Domingo de Vico, K’iche’ Maya Intellectuals, and the Theologia Indorum

University Press of Colorado
In Rewriting Maya Religion Garry Sparks examines the earliest religious documents composed by missionaries and native authors in the Americas, including a reconstruction of the first original, explicit Christian theology written in the Americas—the nearly 900-page Theologia Indorum (Theology for [or of] the Indians), initially written in Mayan languages by Friar Domingo de Vico by 1554. Sparks traces how the first Dominican missionaries to the Maya repurposed native religious ideas, myths, and rhetoric in their efforts to translate a Christianity and how, in this wake, K’iche’ Maya elites began to write their own religious texts, like the Popol Vuh. This ethnohistory of religion critically reexamines the role and value of indigenous authority during the early decades of first contact between a Native American people and Christian missionaries.
 
Centered on the specific work of Dominicans among the Highland Maya of Guatemala in the decades prior to the arrival of the Catholic Reformation in the late sixteenth century, the book focuses on the various understandings of religious analyses—Hispano-Catholic and Maya—and their strategic exchanges, reconfigurations, and resistance through competing efforts of religious translation.
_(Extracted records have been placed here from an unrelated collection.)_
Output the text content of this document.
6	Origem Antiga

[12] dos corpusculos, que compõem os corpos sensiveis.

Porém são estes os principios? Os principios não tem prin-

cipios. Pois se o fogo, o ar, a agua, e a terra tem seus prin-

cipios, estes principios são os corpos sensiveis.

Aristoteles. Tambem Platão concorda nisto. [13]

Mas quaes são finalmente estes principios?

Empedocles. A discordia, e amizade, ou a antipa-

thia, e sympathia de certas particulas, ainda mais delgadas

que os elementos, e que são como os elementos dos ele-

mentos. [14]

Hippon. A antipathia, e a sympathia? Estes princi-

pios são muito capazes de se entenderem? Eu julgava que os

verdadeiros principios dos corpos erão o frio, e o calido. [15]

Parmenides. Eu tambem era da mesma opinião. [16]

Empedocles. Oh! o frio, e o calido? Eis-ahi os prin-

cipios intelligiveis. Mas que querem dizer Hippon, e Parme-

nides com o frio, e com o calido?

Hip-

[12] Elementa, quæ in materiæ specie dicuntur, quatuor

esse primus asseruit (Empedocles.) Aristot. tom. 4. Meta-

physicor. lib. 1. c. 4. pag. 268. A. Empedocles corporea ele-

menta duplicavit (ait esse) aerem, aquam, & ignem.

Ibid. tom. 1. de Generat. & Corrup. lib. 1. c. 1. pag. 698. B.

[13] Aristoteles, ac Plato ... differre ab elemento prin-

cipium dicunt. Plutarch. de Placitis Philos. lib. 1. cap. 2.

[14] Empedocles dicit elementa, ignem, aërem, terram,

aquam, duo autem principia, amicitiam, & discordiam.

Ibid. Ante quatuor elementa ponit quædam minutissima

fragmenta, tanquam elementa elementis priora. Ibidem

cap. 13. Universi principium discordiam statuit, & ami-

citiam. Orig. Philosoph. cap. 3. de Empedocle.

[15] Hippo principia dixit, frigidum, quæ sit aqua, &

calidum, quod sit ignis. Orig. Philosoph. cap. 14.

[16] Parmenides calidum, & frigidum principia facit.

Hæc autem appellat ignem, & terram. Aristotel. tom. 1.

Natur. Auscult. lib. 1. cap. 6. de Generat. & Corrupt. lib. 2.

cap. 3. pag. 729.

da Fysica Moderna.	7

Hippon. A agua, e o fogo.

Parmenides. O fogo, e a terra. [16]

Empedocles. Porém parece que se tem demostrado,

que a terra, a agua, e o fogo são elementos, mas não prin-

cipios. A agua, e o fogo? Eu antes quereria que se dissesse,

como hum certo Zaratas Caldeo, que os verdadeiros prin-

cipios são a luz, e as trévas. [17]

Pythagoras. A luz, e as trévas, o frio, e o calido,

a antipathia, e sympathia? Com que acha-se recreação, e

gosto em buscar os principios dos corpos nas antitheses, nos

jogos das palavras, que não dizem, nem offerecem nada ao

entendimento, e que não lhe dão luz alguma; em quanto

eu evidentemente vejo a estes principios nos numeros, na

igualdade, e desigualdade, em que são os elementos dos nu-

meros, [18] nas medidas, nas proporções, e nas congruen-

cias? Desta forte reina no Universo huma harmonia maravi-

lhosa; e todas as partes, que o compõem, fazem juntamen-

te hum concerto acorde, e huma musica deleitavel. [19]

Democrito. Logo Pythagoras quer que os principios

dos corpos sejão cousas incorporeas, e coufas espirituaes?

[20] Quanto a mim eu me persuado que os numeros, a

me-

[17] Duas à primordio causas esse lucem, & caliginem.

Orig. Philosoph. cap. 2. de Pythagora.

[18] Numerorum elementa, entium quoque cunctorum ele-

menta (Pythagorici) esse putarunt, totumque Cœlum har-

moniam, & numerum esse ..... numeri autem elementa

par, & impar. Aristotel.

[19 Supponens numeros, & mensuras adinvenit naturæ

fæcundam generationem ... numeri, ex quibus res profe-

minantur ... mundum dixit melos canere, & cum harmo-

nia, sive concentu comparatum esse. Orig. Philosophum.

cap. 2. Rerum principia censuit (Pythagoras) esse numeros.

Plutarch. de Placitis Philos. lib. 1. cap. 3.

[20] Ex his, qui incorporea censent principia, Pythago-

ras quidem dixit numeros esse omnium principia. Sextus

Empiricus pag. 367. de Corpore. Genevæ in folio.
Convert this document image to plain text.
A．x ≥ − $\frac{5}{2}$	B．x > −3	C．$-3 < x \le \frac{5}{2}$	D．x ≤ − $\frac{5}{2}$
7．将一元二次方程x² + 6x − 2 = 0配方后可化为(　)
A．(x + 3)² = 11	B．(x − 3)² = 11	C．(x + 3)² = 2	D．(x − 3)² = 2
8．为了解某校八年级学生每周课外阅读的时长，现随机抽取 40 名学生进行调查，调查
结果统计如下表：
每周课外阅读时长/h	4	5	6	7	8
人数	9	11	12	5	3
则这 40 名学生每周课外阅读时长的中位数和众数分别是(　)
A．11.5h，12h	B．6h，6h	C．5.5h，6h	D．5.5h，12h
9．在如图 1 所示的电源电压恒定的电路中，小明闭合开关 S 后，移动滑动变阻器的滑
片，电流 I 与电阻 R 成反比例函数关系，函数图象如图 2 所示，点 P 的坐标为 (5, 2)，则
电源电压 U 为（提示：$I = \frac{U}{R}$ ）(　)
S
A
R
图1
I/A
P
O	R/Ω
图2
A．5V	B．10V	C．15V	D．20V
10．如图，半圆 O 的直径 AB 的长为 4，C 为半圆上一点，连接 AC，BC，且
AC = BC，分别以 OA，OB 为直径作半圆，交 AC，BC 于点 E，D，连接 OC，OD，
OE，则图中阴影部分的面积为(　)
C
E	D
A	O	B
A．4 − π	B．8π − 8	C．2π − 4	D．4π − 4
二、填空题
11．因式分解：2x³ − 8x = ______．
Sparks historically contextualizes Vico’s theological treatise within both the wider set of early literature in K’iche’an languages and the intellectual shifts between late medieval thought and early modernity, especially the competing theories of language, ethnography, and semiotics in the humanism of Spain and Mesoamerica at the time.
 
Thorough and original, Rewriting Maya Religion serves as an ethnohistorical frame for continued studies on Highland Maya religious symbols, discourse, practices, and logic dating back to the earliest documented evidence. It will be of great significance to scholars of religion, ethnohistory, linguistics, anthropology, and Latin American history.
 
‘Sparks is a gifted researcher who has done a great service to the profession in finding and reconstructing the Theologia Indorum. . . . This is a vitally important work for researchers in the field of Maya studies and comparative religion that will undoubtedly be cited for many years to come.’
—Allen Christenson, Brigham Young University
 
‘An important and nuanced contribution to the fields of Mesoamerican, Maya, and K’iche’an studies.’
—Owen Jones, Southeast Missouri State University
 
'Sparks provides a meticulous close reading of the Theologia Indorum, a two-volume religious treatise composed in the K’iche’ Maya language of highland Guatemala by Domingo de Vico, a Spanish Dominican friar, in 1553–54. . . Summing Up: Recommended.'
CHOICE
'Sparks’ well-written book offers an immense amount of information on Hispanic Catholic and Highland Mayan religious thought, ritual, and cultural practices as well as new insights in the production and communication of knowledge. . . All this makes Rewriting Maya Religion a truly fascinating reading.'
International Journal of Latin American Religions
'Sparks’s work offers various new proposals for scholarly debate, and reveals even more the significant role of the Theologia Indorum and its composers while exemplifying the importance of considering locality, various European and Indigenous influences, and intertextuality in the study of colonial religion.
Latin American Antiquity

‘This is a fascinating, detailed, and insightful work that will be of particular interest to a scholarly audience, as it deepens our knowledge of understudied highland Maya writings and the early evangelization process in Guatemala.’
—Hispanic American Historical Review
'Sparks offers an engrossing and thought-provoking work, constituted in equal measure by a deep understanding of theology, history, philosophy, and culture at a time of great change'
The Americas

‘An interesting contribution both to our understanding of the Highland Maya culture of the sixteenth century and the history of the mendicant orders, their theologies, and their missionary activities in the Americas.’

—Religious Studies Review
Garry G. Sparks is associate professor of religious studies at George Mason University. He is the principal author of The Americas’ First Theologies and serves on the editorial board of the International Journal of Latin American Religions.